How To Raise A CEO: A Mother And Daughter Share Lessons

Published 4 years ago
Forbes LWS2020KZN-2791

At the 2020 FORBES WOMAN AFRICA Leading Women Summit in Durban on March 6, for the first time on the same stage, South Africa’s minister Dr Naledi Pandor and her entrepreneur-daughter Dr Aisha Pandor revealed their secrets to continued success.

It’s not often we get to witness a famous mother and daughter on the same stage sharing their lessons on success and legacy. And this duo was certainly doing so for the first time.

At the 2020 FORBES WOMAN AFRICA Leading Women Summit in Durban, South Africa, on March 6, Dr Naledi Pandor, the country’s Minister of International Relations and Cooperation, and Dr Aisha Pandor, CEO and Co-founder of SweepSouth, engaged in a stimulating and thought-provoking panel discussion titled ‘How To Raise A CEO’.


“Thank you very much to FORBES WOMAN AFRICA for the opportunity to be here with Aisha. I don’t often get a chance to see her. So it’s lovely to see you Aisha,” opened the much-loved minister, to laughter from the audience in the large ballroom at the international convention center in Durban.

Gugu Mfuphi, Dr Aisha Pandor, and Dr Naledi Pandor

The panel’s moderator Gugu Mfuphi began with a comic disclaimer that Dr Naledi has four children and that Dr Aisha is certainly “not the favorite”. As the audience lapped up the moment, the minister, with a broad smile, shook her head in disagreement, saying: “They are all my favorite!”

“It was very clear – just nurture them in a wide range of things. That’s really important.”

– Dr Naledi Pandor

There was more laughter and life lessons in store, as the audience got to see the lighter side of the minister.


“As a mother, what I tried to do is nurture her where she wished to grow, but also, to encourage her to have as much experience in a range of areas as possible. We would encourage academic work. We also encouraged sport, creativity; all my kids had to do speech and drama at school, it was very clear – just nurture them in a wide range of things. I think that’s really important,” said the senior Pandor.

While she mapped out her daughter’s career path, she later came to an important realization.

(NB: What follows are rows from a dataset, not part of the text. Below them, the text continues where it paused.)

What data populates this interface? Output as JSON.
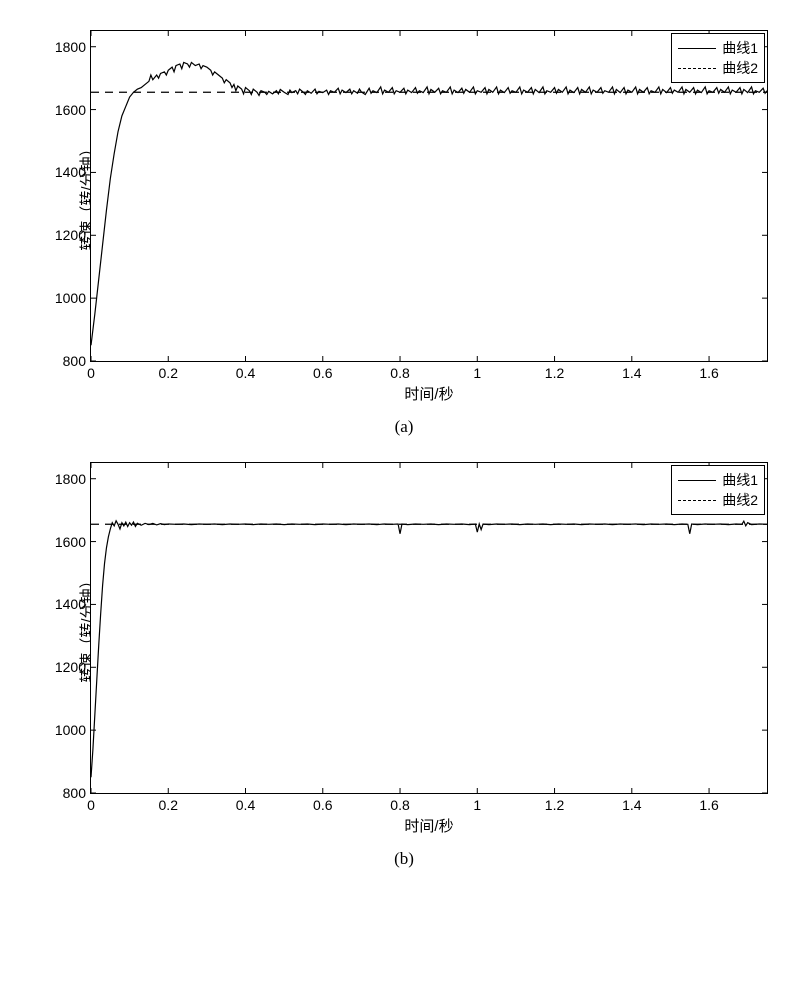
{
  "chart_a": {
    "type": "line",
    "xlabel": "时间/秒",
    "ylabel": "转速（转/分钟）",
    "sublabel": "(a)",
    "xlim": [
      0,
      1.75
    ],
    "ylim": [
      800,
      1850
    ],
    "xtick_step": 0.2,
    "xticks": [
      "0",
      "0.2",
      "0.4",
      "0.6",
      "0.8",
      "1",
      "1.2",
      "1.4",
      "1.6"
    ],
    "yticks": [
      "800",
      "1000",
      "1200",
      "1400",
      "1600",
      "1800"
    ],
    "legend": {
      "series1": "曲线1",
      "series2": "曲线2"
    },
    "line_color": "#000000",
    "background_color": "#ffffff",
    "label_fontsize": 15,
    "tick_fontsize": 14,
    "series1_points": [
      [
        0,
        850
      ],
      [
        0.01,
        950
      ],
      [
        0.02,
        1060
      ],
      [
        0.03,
        1170
      ],
      [
        0.04,
        1280
      ],
      [
        0.05,
        1380
      ],
      [
        0.06,
        1460
      ],
      [
        0.07,
        1530
      ],
      [
        0.08,
        1580
      ],
      [
        0.09,
        1610
      ],
      [
        0.1,
        1640
      ],
      [
        0.11,
        1655
      ],
      [
        0.12,
        1665
      ],
      [
        0.13,
        1670
      ],
      [
        0.14,
        1680
      ],
      [
        0.15,
        1690
      ],
      [
        0.155,
        1710
      ],
      [
        0.16,
        1695
      ],
      [
        0.17,
        1710
      ],
      [
        0.175,
        1700
      ],
      [
        0.18,
        1715
      ],
      [
        0.19,
        1720
      ],
      [
        0.195,
        1710
      ],
      [
        0.2,
        1725
      ],
      [
        0.21,
        1735
      ],
      [
        0.215,
        1720
      ],
      [
        0.22,
        1740
      ],
      [
        0.23,
        1745
      ],
      [
        0.235,
        1730
      ],
      [
        0.24,
        1750
      ],
      [
        0.25,
        1745
      ],
      [
        0.255,
        1735
      ],
      [
        0.26,
        1750
      ],
      [
        0.27,
        1740
      ],
      [
        0.28,
        1745
      ],
      [
        0.285,
        1730
      ],
      [
        0.29,
        1740
      ],
      [
        0.3,
        1735
      ],
      [
        0.31,
        1725
      ],
      [
        0.315,
        1710
      ],
      [
        0.32,
        1720
      ],
      [
        0.33,
        1710
      ],
      [
        0.34,
        1700
      ],
      [
        0.345,
        1685
      ],
      [
        0.35,
        1695
      ],
      [
        0.36,
        1685
      ],
      [
        0.365,
        1670
      ],
      [
        0.37,
        1680
      ],
      [
        0.375,
        1660
      ],
      [
        0.38,
        1675
      ],
      [
        0.39,
        1665
      ],
      [
        0.395,
        1650
      ],
      [
        0.4,
        1670
      ],
      [
        0.41,
        1660
      ],
      [
        0.415,
        1648
      ],
      [
        0.42,
        1665
      ],
      [
        0.43,
        1655
      ],
      [
        0.435,
        1645
      ],
      [
        0.44,
        1660
      ],
      [
        0.45,
        1655
      ],
      [
        0.455,
        1648
      ],
      [
        0.46,
        1658
      ],
      [
        0.47,
        1650
      ],
      [
        0.48,
        1660
      ],
      [
        0.485,
        1650
      ],
      [
        0.49,
        1664
      ],
      [
        0.5,
        1655
      ],
      [
        0.51,
        1648
      ],
      [
        0.515,
        1662
      ],
      [
        0.52,
        1654
      ],
      [
        0.53,
        1660
      ],
      [
        0.535,
        1650
      ],
      [
        0.54,
        1665
      ],
      [
        0.55,
        1655
      ],
      [
        0.555,
        1648
      ],
      [
        0.56,
        1660
      ],
      [
        0.57,
        1652
      ],
      [
        0.58,
        1665
      ],
      [
        0.585,
        1650
      ],
      [
        0.59,
        1658
      ],
      [
        0.6,
        1654
      ],
      [
        0.61,
        1662
      ],
      [
        0.615,
        1648
      ],
      [
        0.62,
        1660
      ],
      [
        0.63,
        1655
      ],
      [
        0.64,
        1668
      ],
      [
        0.645,
        1650
      ],
      [
        0.65,
        1662
      ],
      [
        0.66,
        1654
      ],
      [
        0.67,
        1665
      ],
      [
        0.675,
        1650
      ],
      [
        0.68,
        1660
      ],
      [
        0.69,
        1652
      ],
      [
        0.695,
        1665
      ],
      [
        0.7,
        1656
      ],
      [
        0.71,
        1648
      ],
      [
        0.72,
        1668
      ],
      [
        0.725,
        1652
      ],
      [
        0.73,
        1660
      ],
      [
        0.74,
        1654
      ],
      [
        0.75,
        1672
      ],
      [
        0.755,
        1650
      ],
      [
        0.76,
        1662
      ],
      [
        0.77,
        1655
      ],
      [
        0.78,
        1670
      ],
      [
        0.785,
        1650
      ],
      [
        0.79,
        1660
      ],
      [
        0.8,
        1655
      ],
      [
        0.81,
        1668
      ],
      [
        0.815,
        1650
      ],
      [
        0.82,
        1662
      ],
      [
        0.83,
        1654
      ],
      [
        0.84,
        1670
      ],
      [
        0.845,
        1652
      ],
      [
        0.85,
        1660
      ],
      [
        0.86,
        1654
      ],
      [
        0.87,
        1672
      ],
      [
        0.875,
        1650
      ],
      [
        0.88,
        1664
      ],
      [
        0.89,
        1655
      ],
      [
        0.9,
        1668
      ],
      [
        0.905,
        1650
      ],
      [
        0.91,
        1660
      ],
      [
        0.92,
        1655
      ],
      [
        0.93,
        1672
      ],
      [
        0.935,
        1650
      ],
      [
        0.94,
        1662
      ],
      [
        0.95,
        1654
      ],
      [
        0.96,
        1668
      ],
      [
        0.965,
        1652
      ],
      [
        0.97,
        1664
      ],
      [
        0.98,
        1655
      ],
      [
        0.99,
        1672
      ],
      [
        0.995,
        1650
      ],
      [
        1.0,
        1660
      ],
      [
        1.01,
        1655
      ],
      [
        1.02,
        1670
      ],
      [
        1.025,
        1650
      ],
      [
        1.03,
        1664
      ],
      [
        1.04,
        1655
      ],
      [
        1.05,
        1672
      ],
      [
        1.055,
        1650
      ],
      [
        1.06,
        1662
      ],
      [
        1.07,
        1654
      ],
      [
        1.08,
        1670
      ],
      [
        1.085,
        1652
      ],
      [
        1.09,
        1660
      ],
      [
        1.1,
        1655
      ],
      [
        1.11,
        1672
      ],
      [
        1.115,
        1650
      ],
      [
        1.12,
        1662
      ],
      [
        1.13,
        1655
      ],
      [
        1.14,
        1670
      ],
      [
        1.145,
        1650
      ],
      [
        1.15,
        1664
      ],
      [
        1.16,
        1654
      ],
      [
        1.17,
        1672
      ],
      [
        1.175,
        1650
      ],
      [
        1.18,
        1660
      ],
      [
        1.19,
        1655
      ],
      [
        1.2,
        1670
      ],
      [
        1.205,
        1652
      ],
      [
        1.21,
        1664
      ],
      [
        1.22,
        1655
      ],
      [
        1.23,
        1672
      ],
      [
        1.235,
        1650
      ],
      [
        1.24,
        1662
      ],
      [
        1.25,
        1654
      ],
      [
        1.26,
        1670
      ],
      [
        1.265,
        1650
      ],
      [
        1.27,
        1664
      ],
      [
        1.28,
        1655
      ],
      [
        1.29,
        1672
      ],
      [
        1.295,
        1650
      ],
      [
        1.3,
        1662
      ],
      [
        1.31,
        1655
      ],
      [
        1.32,
        1670
      ],
      [
        1.325,
        1652
      ],
      [
        1.33,
        1660
      ],
      [
        1.34,
        1655
      ],
      [
        1.35,
        1672
      ],
      [
        1.355,
        1650
      ],
      [
        1.36,
        1664
      ],
      [
        1.37,
        1654
      ],
      [
        1.38,
        1670
      ],
      [
        1.385,
        1650
      ],
      [
        1.39,
        1662
      ],
      [
        1.4,
        1655
      ],
      [
        1.41,
        1672
      ],
      [
        1.415,
        1650
      ],
      [
        1.42,
        1664
      ],
      [
        1.43,
        1655
      ],
      [
        1.44,
        1670
      ],
      [
        1.445,
        1650
      ],
      [
        1.45,
        1660
      ],
      [
        1.46,
        1655
      ],
      [
        1.47,
        1672
      ],
      [
        1.475,
        1650
      ],
      [
        1.48,
        1664
      ],
      [
        1.49,
        1654
      ],
      [
        1.5,
        1670
      ],
      [
        1.505,
        1652
      ],
      [
        1.51,
        1662
      ],
      [
        1.52,
        1655
      ],
      [
        1.53,
        1672
      ],
      [
        1.535,
        1650
      ],
      [
        1.54,
        1664
      ],
      [
        1.55,
        1655
      ],
      [
        1.56,
        1670
      ],
      [
        1.565,
        1650
      ],
      [
        1.57,
        1662
      ],
      [
        1.58,
        1654
      ],
      [
        1.59,
        1672
      ],
      [
        1.595,
        1650
      ],
      [
        1.6,
        1660
      ],
      [
        1.61,
        1655
      ],
      [
        1.62,
        1670
      ],
      [
        1.625,
        1652
      ],
      [
        1.63,
        1664
      ],
      [
        1.64,
        1655
      ],
      [
        1.65,
        1672
      ],
      [
        1.655,
        1650
      ],
      [
        1.66,
        1662
      ],
      [
        1.67,
        1655
      ],
      [
        1.68,
        1670
      ],
      [
        1.685,
        1650
      ],
      [
        1.69,
        1664
      ],
      [
        1.7,
        1654
      ],
      [
        1.71,
        1672
      ],
      [
        1.715,
        1650
      ],
      [
        1.72,
        1660
      ],
      [
        1.73,
        1655
      ],
      [
        1.74,
        1668
      ],
      [
        1.745,
        1652
      ],
      [
        1.75,
        1660
      ]
    ],
    "series2_value": 1655
  },
  "chart_b": {
    "type": "line",
    "xlabel": "时间/秒",
    "ylabel": "转速（转/分钟）",
    "sublabel": "(b)",
    "xlim": [
      0,
      1.75
    ],
    "ylim": [
      800,
      1850
    ],
    "xtick_step": 0.2,
    "xticks": [
      "0",
      "0.2",
      "0.4",
      "0.6",
      "0.8",
      "1",
      "1.2",
      "1.4",
      "1.6"
    ],
    "yticks": [
      "800",
      "1000",
      "1200",
      "1400",
      "1600",
      "1800"
    ],
    "legend": {
      "series1": "曲线1",
      "series2": "曲线2"
    },
    "line_color": "#000000",
    "background_color": "#ffffff",
    "label_fontsize": 15,
    "tick_fontsize": 14,
    "series1_points": [
      [
        0,
        850
      ],
      [
        0.005,
        940
      ],
      [
        0.01,
        1050
      ],
      [
        0.015,
        1160
      ],
      [
        0.02,
        1270
      ],
      [
        0.025,
        1370
      ],
      [
        0.03,
        1460
      ],
      [
        0.035,
        1530
      ],
      [
        0.04,
        1580
      ],
      [
        0.045,
        1615
      ],
      [
        0.05,
        1640
      ],
      [
        0.055,
        1660
      ],
      [
        0.06,
        1650
      ],
      [
        0.065,
        1666
      ],
      [
        0.07,
        1655
      ],
      [
        0.075,
        1640
      ],
      [
        0.08,
        1660
      ],
      [
        0.085,
        1650
      ],
      [
        0.09,
        1662
      ],
      [
        0.095,
        1648
      ],
      [
        0.1,
        1660
      ],
      [
        0.105,
        1652
      ],
      [
        0.11,
        1662
      ],
      [
        0.115,
        1648
      ],
      [
        0.12,
        1658
      ],
      [
        0.13,
        1652
      ],
      [
        0.14,
        1658
      ],
      [
        0.15,
        1654
      ],
      [
        0.16,
        1658
      ],
      [
        0.17,
        1653
      ],
      [
        0.18,
        1657
      ],
      [
        0.19,
        1654
      ],
      [
        0.2,
        1656
      ],
      [
        0.22,
        1655
      ],
      [
        0.24,
        1656
      ],
      [
        0.26,
        1654
      ],
      [
        0.28,
        1656
      ],
      [
        0.3,
        1655
      ],
      [
        0.32,
        1656
      ],
      [
        0.34,
        1654
      ],
      [
        0.36,
        1656
      ],
      [
        0.38,
        1655
      ],
      [
        0.4,
        1656
      ],
      [
        0.42,
        1654
      ],
      [
        0.44,
        1656
      ],
      [
        0.46,
        1655
      ],
      [
        0.48,
        1656
      ],
      [
        0.5,
        1654
      ],
      [
        0.52,
        1656
      ],
      [
        0.54,
        1655
      ],
      [
        0.56,
        1656
      ],
      [
        0.58,
        1654
      ],
      [
        0.6,
        1656
      ],
      [
        0.62,
        1655
      ],
      [
        0.64,
        1656
      ],
      [
        0.66,
        1654
      ],
      [
        0.68,
        1656
      ],
      [
        0.7,
        1655
      ],
      [
        0.72,
        1656
      ],
      [
        0.74,
        1654
      ],
      [
        0.76,
        1656
      ],
      [
        0.78,
        1655
      ],
      [
        0.795,
        1656
      ],
      [
        0.8,
        1625
      ],
      [
        0.805,
        1656
      ],
      [
        0.82,
        1654
      ],
      [
        0.84,
        1656
      ],
      [
        0.86,
        1655
      ],
      [
        0.88,
        1656
      ],
      [
        0.9,
        1654
      ],
      [
        0.92,
        1656
      ],
      [
        0.94,
        1655
      ],
      [
        0.96,
        1656
      ],
      [
        0.98,
        1654
      ],
      [
        0.995,
        1656
      ],
      [
        1.0,
        1630
      ],
      [
        1.005,
        1656
      ],
      [
        1.01,
        1638
      ],
      [
        1.015,
        1656
      ],
      [
        1.03,
        1654
      ],
      [
        1.05,
        1656
      ],
      [
        1.07,
        1655
      ],
      [
        1.09,
        1656
      ],
      [
        1.11,
        1654
      ],
      [
        1.13,
        1656
      ],
      [
        1.15,
        1655
      ],
      [
        1.17,
        1656
      ],
      [
        1.19,
        1654
      ],
      [
        1.21,
        1656
      ],
      [
        1.23,
        1655
      ],
      [
        1.25,
        1656
      ],
      [
        1.27,
        1654
      ],
      [
        1.29,
        1656
      ],
      [
        1.31,
        1655
      ],
      [
        1.33,
        1656
      ],
      [
        1.35,
        1654
      ],
      [
        1.37,
        1656
      ],
      [
        1.39,
        1655
      ],
      [
        1.41,
        1656
      ],
      [
        1.43,
        1654
      ],
      [
        1.45,
        1656
      ],
      [
        1.47,
        1655
      ],
      [
        1.49,
        1656
      ],
      [
        1.51,
        1654
      ],
      [
        1.53,
        1656
      ],
      [
        1.545,
        1655
      ],
      [
        1.55,
        1625
      ],
      [
        1.555,
        1656
      ],
      [
        1.57,
        1654
      ],
      [
        1.59,
        1656
      ],
      [
        1.61,
        1655
      ],
      [
        1.63,
        1656
      ],
      [
        1.65,
        1654
      ],
      [
        1.67,
        1656
      ],
      [
        1.685,
        1655
      ],
      [
        1.69,
        1665
      ],
      [
        1.695,
        1650
      ],
      [
        1.7,
        1660
      ],
      [
        1.71,
        1654
      ],
      [
        1.73,
        1656
      ],
      [
        1.75,
        1655
      ]
    ],
    "series2_value": 1655
  }
}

“She was really good in science. I love science but I’m bad at it. So I thought ‘God gave me Aisha, she’s going to achieve you know, because she was good at math and science’. And so she did very well at school, and went into the science faculty, did very well at the undergraduate level, was invited to carry on with an honors degree. She did very well and was asked to proceed to her Masters prior to finishing the honors. So, I was over the moon. It’s my dream, right? She continues from Masters into the PhD track, and completes her PhD with much fanfare and celebration on our part because now I’m thinking ‘here’s our senior research partner’. All these things I’ve been talking about science and technology, my child is going to live the example. Well lo and behold…”

The minister went on to offer more life-changing anecdotes about her daughter.


“One day, Aisha comes with her husband – who happens to be a software engineer – they tell us about this plan they’ve cooked up; that they’re going to start this tech start-up. And so I say to her ‘what about your research career?”. And she goes ‘this is what I want to do”. I say ‘what, but you’ve got a PhD, you could be a professor at the University of Cape Town, what are you talking about?’ And she says, ‘no mom, we’ve designed this program, we’ve started our company’. They began to tell me and her father all about it. Both of us were livid. I must tell you we thought ‘these kids are going to be a problem for us, they’ll be coming to beg for money and everything’. Few years down the line, and here we are! I’m very proud of her. I’ve learned my lesson. Let your children go where they wish to go!”

Dr Aisha Pandor

Aisha, along with her husband, learned quickly that being a CEO will require significant sacrifice.

“I lived with my parents for probably four years after starting our business. We eventually ended up selling everything we had, to fund the business,” she said.

“Our parents brought us up to have the right moral compass. Education and the idea of learning and knowledge have been very important. My parents gave us freedom in the decisions we made based on the fact that they knew they had given us that grounding.”